American Dream Miami can move much closer to reality Thursday if Miami-Dade commissioners approve the $4 billion project, which would bring the largest mall in America to Northwest Miami-Dade.
Backers, led by Mayor Carlos Gimenez, tout the $4 billion retail theme park as a boon to the region's economy for bringing an attraction large enough to employ about 14,000 people full-time and offer both an indoor ski slope and a submarine lake. The Canadian developer, Triple Five, owns the Mall of America in Minnesota, and wants American Dream to be an even larger version of that shopping attraction, with 2,000 hotel rooms for vacationers.

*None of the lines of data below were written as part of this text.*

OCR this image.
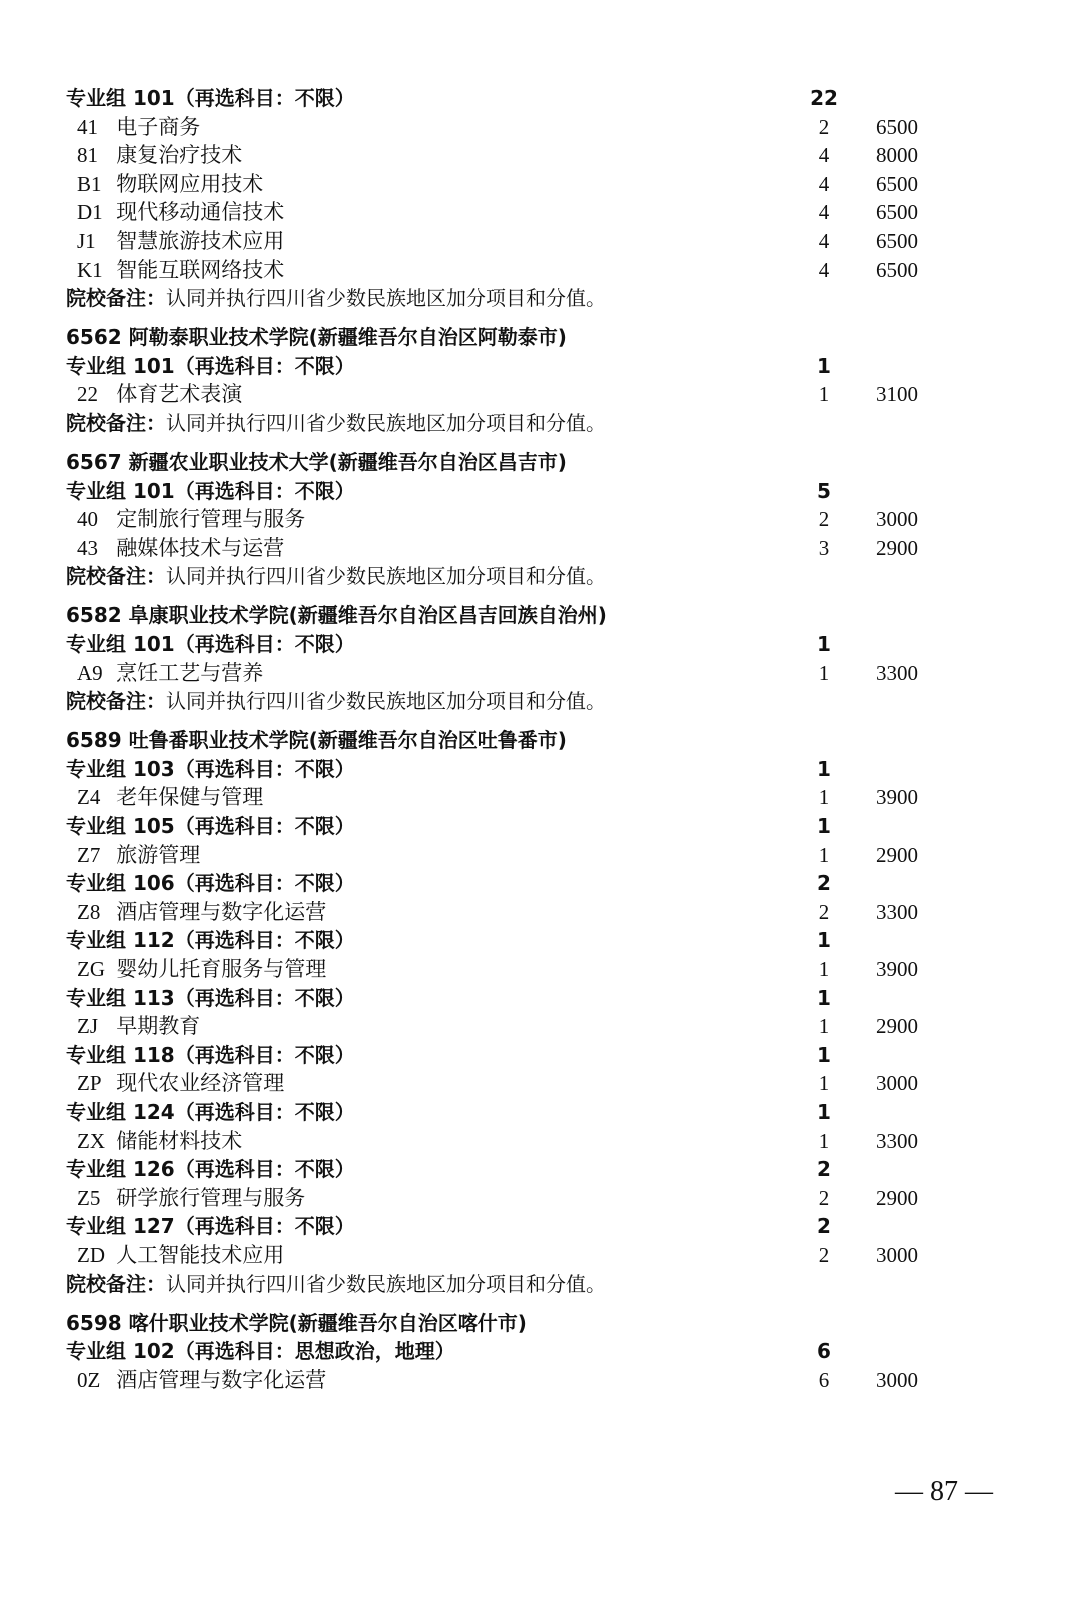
专业组 101（再选科目：不限）	22
41 电子商务	2	6500
81 康复治疗技术	4	8000
B1 物联网应用技术	4	6500
D1 现代移动通信技术	4	6500
J1 智慧旅游技术应用	4	6500
K1 智能互联网络技术	4	6500
院校备注：认同并执行四川省少数民族地区加分项目和分值。
6562 阿勒泰职业技术学院(新疆维吾尔自治区阿勒泰市)
专业组 101（再选科目：不限）	1
22 体育艺术表演	1	3100
院校备注：认同并执行四川省少数民族地区加分项目和分值。
6567 新疆农业职业技术大学(新疆维吾尔自治区昌吉市)
专业组 101（再选科目：不限）	5
40 定制旅行管理与服务	2	3000
43 融媒体技术与运营	3	2900
院校备注：认同并执行四川省少数民族地区加分项目和分值。
6582 阜康职业技术学院(新疆维吾尔自治区昌吉回族自治州)
专业组 101（再选科目：不限）	1
A9 烹饪工艺与营养	1	3300
院校备注：认同并执行四川省少数民族地区加分项目和分值。
6589 吐鲁番职业技术学院(新疆维吾尔自治区吐鲁番市)
专业组 103（再选科目：不限）	1
Z4 老年保健与管理	1	3900
专业组 105（再选科目：不限）	1
Z7 旅游管理	1	2900
专业组 106（再选科目：不限）	2
Z8 酒店管理与数字化运营	2	3300
专业组 112（再选科目：不限）	1
ZG 婴幼儿托育服务与管理	1	3900
专业组 113（再选科目：不限）	1
ZJ 早期教育	1	2900
专业组 118（再选科目：不限）	1
ZP 现代农业经济管理	1	3000
专业组 124（再选科目：不限）	1
ZX 储能材料技术	1	3300
专业组 126（再选科目：不限）	2
Z5 研学旅行管理与服务	2	2900
专业组 127（再选科目：不限）	2
ZD 人工智能技术应用	2	3000
院校备注：认同并执行四川省少数民族地区加分项目和分值。
6598 喀什职业技术学院(新疆维吾尔自治区喀什市)
专业组 102（再选科目：思想政治，地理）	6
0Z 酒店管理与数字化运营	6	3000
— 87 —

Critics, led by environmental groups and nearby residents, say it's too close to the low-lying Everglades. They warn of a traffic nightmare for converting a 175-acre wedge of wetlands and wooded area between I-75 and the Turnpike into South Florida's leading shopping destination with 30 million visitors a year.

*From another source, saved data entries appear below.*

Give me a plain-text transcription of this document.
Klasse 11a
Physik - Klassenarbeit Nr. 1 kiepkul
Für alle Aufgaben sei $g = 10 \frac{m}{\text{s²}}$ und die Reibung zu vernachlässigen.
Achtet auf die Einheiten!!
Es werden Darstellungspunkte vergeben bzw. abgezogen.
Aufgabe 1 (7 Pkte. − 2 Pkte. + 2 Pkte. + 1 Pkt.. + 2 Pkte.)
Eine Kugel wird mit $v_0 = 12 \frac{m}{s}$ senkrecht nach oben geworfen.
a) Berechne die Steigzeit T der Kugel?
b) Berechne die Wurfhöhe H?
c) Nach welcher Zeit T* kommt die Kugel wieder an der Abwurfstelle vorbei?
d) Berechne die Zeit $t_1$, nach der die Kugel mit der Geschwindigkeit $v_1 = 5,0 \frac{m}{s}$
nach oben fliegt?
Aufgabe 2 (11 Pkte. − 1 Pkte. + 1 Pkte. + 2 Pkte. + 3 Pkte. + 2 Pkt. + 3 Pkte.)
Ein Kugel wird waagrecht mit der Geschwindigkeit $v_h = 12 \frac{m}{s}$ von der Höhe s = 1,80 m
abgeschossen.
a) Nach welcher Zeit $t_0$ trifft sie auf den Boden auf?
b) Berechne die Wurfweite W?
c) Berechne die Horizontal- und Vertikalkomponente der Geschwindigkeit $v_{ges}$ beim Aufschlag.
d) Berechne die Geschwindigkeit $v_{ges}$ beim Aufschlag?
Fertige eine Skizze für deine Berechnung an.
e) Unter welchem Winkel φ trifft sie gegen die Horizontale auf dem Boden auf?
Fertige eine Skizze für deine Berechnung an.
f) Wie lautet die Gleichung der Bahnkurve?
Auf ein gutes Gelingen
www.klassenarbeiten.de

With only one No vote, commissioners early last year gave preliminary approval to American Dream and an allied commercial and residential project by the Graham Companies on 300 acres to the south. Both projects would rise on land that's within Miami-Dade's urban-development boundary, meaning some sort of large development is bound to go there eventually.
Those factors make an outright rejection of the American Dream project an unlikely outcome for Thursday's 9:30 a.m. meeting at the Stephen P. Clark Government Center, when commissioners are scheduled to take their final votes on zoning and land-use changes needed to build the project. But that doesn't mean there won't be a big fight on the dais or by the various parties trying to influence the requirements for approval.